A French Sacred Hearts priest who worked with Bishop Rouchouze in Gambier and Hawaii, Father Louis Maigret, SS.CC. was exiled from Hawaii in 1837, along with the dying Sacred Hearts Father Alexis Bachelot. They left Honolulu bound for Ponape on November 23, 1837. During the voyage, Father Bachelot, Hawaii's first Catholic priest, passed away and was buried in Ponape by Fr. Maigret.
Made a bishop in 1847, Bishop Maigret completed the cathedral planned by his predecessor in 1843; founded the island's first Catholic school, Ahuimanu, in 1846; and brought in Hawaii's first nuns, the Sacred Hearts Sisters, in 1859.

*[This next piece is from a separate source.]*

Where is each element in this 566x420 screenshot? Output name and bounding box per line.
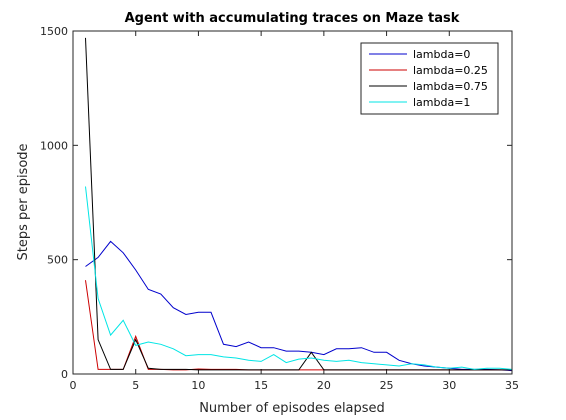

Bishop Maigret ordained Father Damien de Veuster in the Honolulu cathedral on May 21, 1864, and in 1873 assigned him to Molokai.  In late 1869, he attended the First Vatican Council in Rome.
Bishop Maigret died on June 11, 1882, after 42 years of service in Hawaii, 35 of those years as a bishop. He is buried in a crypt below the cathedral sanctuary.

Bishop Koeckemann (1882-1892)

German-born Bishop Herman Koeckemann, SS.CC. was a brilliant scholar. He arrived in Hawaii in 1854 as a young priest and was assigned continually to the Honolulu mission. He was made coadjutor bishop, one designated to follow the present bishop, on August 21, 1881, to assist the aging Bishop Louis Maigret.

Bishop Koeckemann became Hawaii's third vicar apostolic following Maigret's death nearly a year later. With a diminishing population of the native Hawaiians, his administration saw a new apostolate with the growing numbers of Portuguese immigrants. A strong advocate of education, he introduced the Marianist Brothers to staff Catholic boys' schools in Honolulu, Wailuku and Hilo. He welcomed then Mother Marianne Cope and her Franciscan Sisters of Syracuse to work with Hansen's disease patients in Honolulu and Molokai.

The bishop's relationship with Father Damien was stormy at times, but he always showed a fatherly concern for the great "Apostle of Molokai."

Bishop Koeckemann died shortly after being stricken with paralysis on February 22, 1892. He was finally laid to rest under the tall iron cross in the Catholic cemetery on King Street near downtown Honolulu.

Bishop Ropert   (1892-1903)

Father Gulstan Ropert, SS.CC. came to Hawaii from France in 1868 and was assigned to Hamakua on the Big Island, where he immediately fell in love with the Hawaiian people. He made Waipio Valley his center and had Father Damien, his neighbor in Kohala, build a couple of chapels there.
After fifteen years in Hamakua and nine years in Wailuku, Maui, he was appointed bishop, despite his protests, on September 25, 1892. He continued his predecessor's support of education by building Catholic schools. and assisted the Franciscan Sisters with their hospital in Kalaupapa.

In December, 1892, Bishop Ropert constructed an impressive two-story residence for the mission fathers on the cathedral grounds and erected the statue of Our Lady of Peace that still stands in the cathedral courtyard.
Bishop Ropert's administration witnessed the overthrow of the Hawaiian monarchy and the eventual annexation of Hawaii by the United States. The bishop was a good administrator, mild-mannered, and extremely kind and patient. Many say that his disposition suited well the quiet conducting of the affairs of the Catholic mission through Hawaii's disturbing political era.

After patiently bearing an illness for several years, Bishop Ropert died on January 4, 1903. He is buried next to Bishop Koeckemann at the King Street Cemetery.